Wednesday, September 23, 2009

Tin, Trim and TSP



after more than a week of torrential rains here, work resumed on the roof at 10. the guys had spent the wet days attacking the Drifwood color oil stain a previous tenant had slathered all over the first floor and some of he second. (yes, they ran out and just left a line on nothing on an upstairs wall.) So, my big contribution to the work has been attempting to choose a shade of green for the trim on the grey siding and logs. The printer who does the color chips for Lowe's Stores Valspar paint and stain is useless. I don't think a single chip was true to the actual tint. I'd hoped to match the green trim on the little cabin next door i stay in, but the color was discontinued after i got it in 2006 and isn't really mixing up right. I hope today's effort got it right. It's sort of a long shot though, as two out of the 3 handy 8 oz sample cans brought home bore a "matte" label and contained gloss paint. The color on the left hand window's upper right side here is the front runner so far and best match yet to the old green on the little house. We'll see how it looks dry.

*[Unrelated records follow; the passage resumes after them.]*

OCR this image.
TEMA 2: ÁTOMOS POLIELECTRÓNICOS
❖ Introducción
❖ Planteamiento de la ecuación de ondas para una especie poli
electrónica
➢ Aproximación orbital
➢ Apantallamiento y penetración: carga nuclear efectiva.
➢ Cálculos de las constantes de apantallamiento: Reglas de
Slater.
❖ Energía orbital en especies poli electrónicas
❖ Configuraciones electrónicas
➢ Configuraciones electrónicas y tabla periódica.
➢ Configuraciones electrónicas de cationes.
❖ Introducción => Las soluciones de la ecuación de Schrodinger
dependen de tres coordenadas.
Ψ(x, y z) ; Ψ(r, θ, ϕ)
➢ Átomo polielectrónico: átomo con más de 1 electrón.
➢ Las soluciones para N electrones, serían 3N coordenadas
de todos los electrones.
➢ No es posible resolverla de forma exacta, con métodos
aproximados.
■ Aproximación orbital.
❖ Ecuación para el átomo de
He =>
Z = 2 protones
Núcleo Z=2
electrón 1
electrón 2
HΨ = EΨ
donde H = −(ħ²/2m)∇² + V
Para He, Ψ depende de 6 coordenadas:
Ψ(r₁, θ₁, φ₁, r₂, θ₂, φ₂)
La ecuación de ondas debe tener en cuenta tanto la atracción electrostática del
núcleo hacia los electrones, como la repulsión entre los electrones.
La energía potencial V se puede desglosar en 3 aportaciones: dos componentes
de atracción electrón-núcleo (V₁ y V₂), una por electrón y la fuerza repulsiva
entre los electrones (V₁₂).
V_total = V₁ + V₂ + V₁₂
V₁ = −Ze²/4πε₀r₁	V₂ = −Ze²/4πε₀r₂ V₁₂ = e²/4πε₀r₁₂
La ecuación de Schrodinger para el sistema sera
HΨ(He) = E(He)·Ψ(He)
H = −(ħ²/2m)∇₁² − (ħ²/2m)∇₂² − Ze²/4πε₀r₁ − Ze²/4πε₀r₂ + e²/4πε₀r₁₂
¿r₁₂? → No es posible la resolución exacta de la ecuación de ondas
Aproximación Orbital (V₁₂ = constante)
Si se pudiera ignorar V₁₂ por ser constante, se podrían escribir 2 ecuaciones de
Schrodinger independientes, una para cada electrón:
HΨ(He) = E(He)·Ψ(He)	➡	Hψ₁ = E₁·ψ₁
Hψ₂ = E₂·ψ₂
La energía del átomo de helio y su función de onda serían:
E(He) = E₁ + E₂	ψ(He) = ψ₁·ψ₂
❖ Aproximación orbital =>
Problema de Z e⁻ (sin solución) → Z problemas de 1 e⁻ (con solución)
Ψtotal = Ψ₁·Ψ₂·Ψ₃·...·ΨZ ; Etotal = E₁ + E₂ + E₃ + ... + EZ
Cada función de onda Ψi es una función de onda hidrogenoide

the good news around finishes on the place is that Matt and Zack have succeeded at removing the buld of the dated driftwood wal color on the whole cabin. The best part was that i had feared we'd turn the house into a tinder box taking off that stain. We all bet that only soaking wall in mineral spirits would get it off. Not so: 1/2 cup Trisdium Phosphate to a 2.5 gallon spray tank and ten percent bleach lifted it off like magic in one application or the most part. A day after it was hosed away and left to dy, the stair corner has a coating of that greeny grey mold like like a big country ham. Not sure why the bleach didnt knock all those spores out.the wood is fresh and clean with some sort of light pickled effect where the stain was real thick but those vestigal bits are part of the house's story and i can live with it sealed up under a lot of tung oil. The best part of the walls on log i think is the handiwork on them: adze marks, old thin holes from cut nails, different tree species stand in sharp relief the grain now liberated from the stain. We will add our own chapter soon and replace four lower logs where we seal an old doorway at foot of the stair with what I am told will be seasoned oak. And all of the old cement chink is out of the walls. Its now working like a poor man's rip rap on an unseen stream bank. A friend from town who does preservation and restoration contracting came out today and helped me come up with a rough in for the bath upstairs and using his great knowledge of the NC Building code and we are ready to roll. any one who sees this know where i can get two 12' and two 17' long sections of salvaged 4" half round guttering with brackets? I need it quick.

and the little cabin is no longer topless. Tomorrow morning it will gain the last section of ridge, made out of section of the terne roofing. just in time for cool wet weather that is October in the south-- even here.